Drs. Matera, Moomjy and Brown provide individualized gynecologic care to women of all ages, including those who require expert evaluation of gynecologic or endocrinologic disorders, as well as women seeking to maintain optimal health throughout the reproductive years and beyond. In addition to consultations and gynecologic examinations, services offered at Madison Women's Health & Fertility include onsite pelvic and transvaginal sonography, DEXA for bone density assessment, and hormonal testing, all in the comfort and privacy of our office.

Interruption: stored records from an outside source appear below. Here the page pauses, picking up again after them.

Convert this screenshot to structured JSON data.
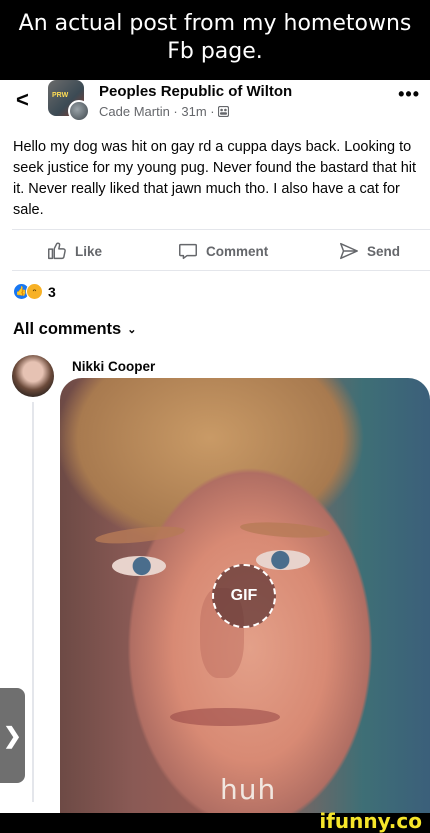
{
  "meme": {
    "caption_line1": "An actual post from my hometowns",
    "caption_line2": "Fb page.",
    "watermark": "ifunny.co"
  },
  "post": {
    "back_icon": "<",
    "group_name": "Peoples Republic of Wilton",
    "author": "Cade Martin",
    "time": "31m",
    "meta_text": "Cade Martin · 31m · ",
    "more_icon": "•••",
    "text": "Hello my dog was hit on gay rd a cuppa days back. Looking to seek justice for my young pug. Never found the bastard that hit it. Never really liked that jawn much tho. I also have a cat for sale."
  },
  "actions": {
    "like": "Like",
    "comment": "Comment",
    "send": "Send"
  },
  "reactions": {
    "count": "3"
  },
  "comments": {
    "header": "All comments",
    "chevron": "⌄",
    "first": {
      "name": "Nikki Cooper",
      "gif_badge": "GIF",
      "gif_caption": "huh"
    }
  },
  "side_handle": "❯",
  "colors": {
    "secondary_text": "#65676b",
    "like_blue": "#1877f2",
    "divider": "#e4e6eb",
    "watermark_yellow": "#f6e52a"
  }
}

Conditions we specialize in treating include:

Gynecologic and Reproductive Endocrine Services:

Surgical Procedures:

PCOS (polycystic ovary syndrome): PCOS is a common condition which generally is associated with irregular menstruation, symptoms associated with excess androgens (male hormones) and a polycystic appearance to the ovaries by sonography. Symptoms associated with excess androgens may include hirsutism (unwanted hair growth), acne, and alopecia (thinning hair). Many women with PCOS tend to easily gain weight or are obese, and PCOS is often associated with insulin resistance and an increased risk of diabetes. A combination of genetic and environmental factors contribute to cause or exacerbate PCOS. We offer a variety of medical treatments for women with PCOS and related conditions; medications such as Glucophage (metformin), birth control pills, and spironolactone may be used individually or in combination depending on a particular woman's needs. We also offer counseling to encourage women to make lifestyle changes that can help them stay healthy throughout their lives and better control their symptoms through proper diet and exercise. Another goal is to help our PCOS patients plan ahead when future pregnancy is desired by tailoring their treatments to maximize future fertility.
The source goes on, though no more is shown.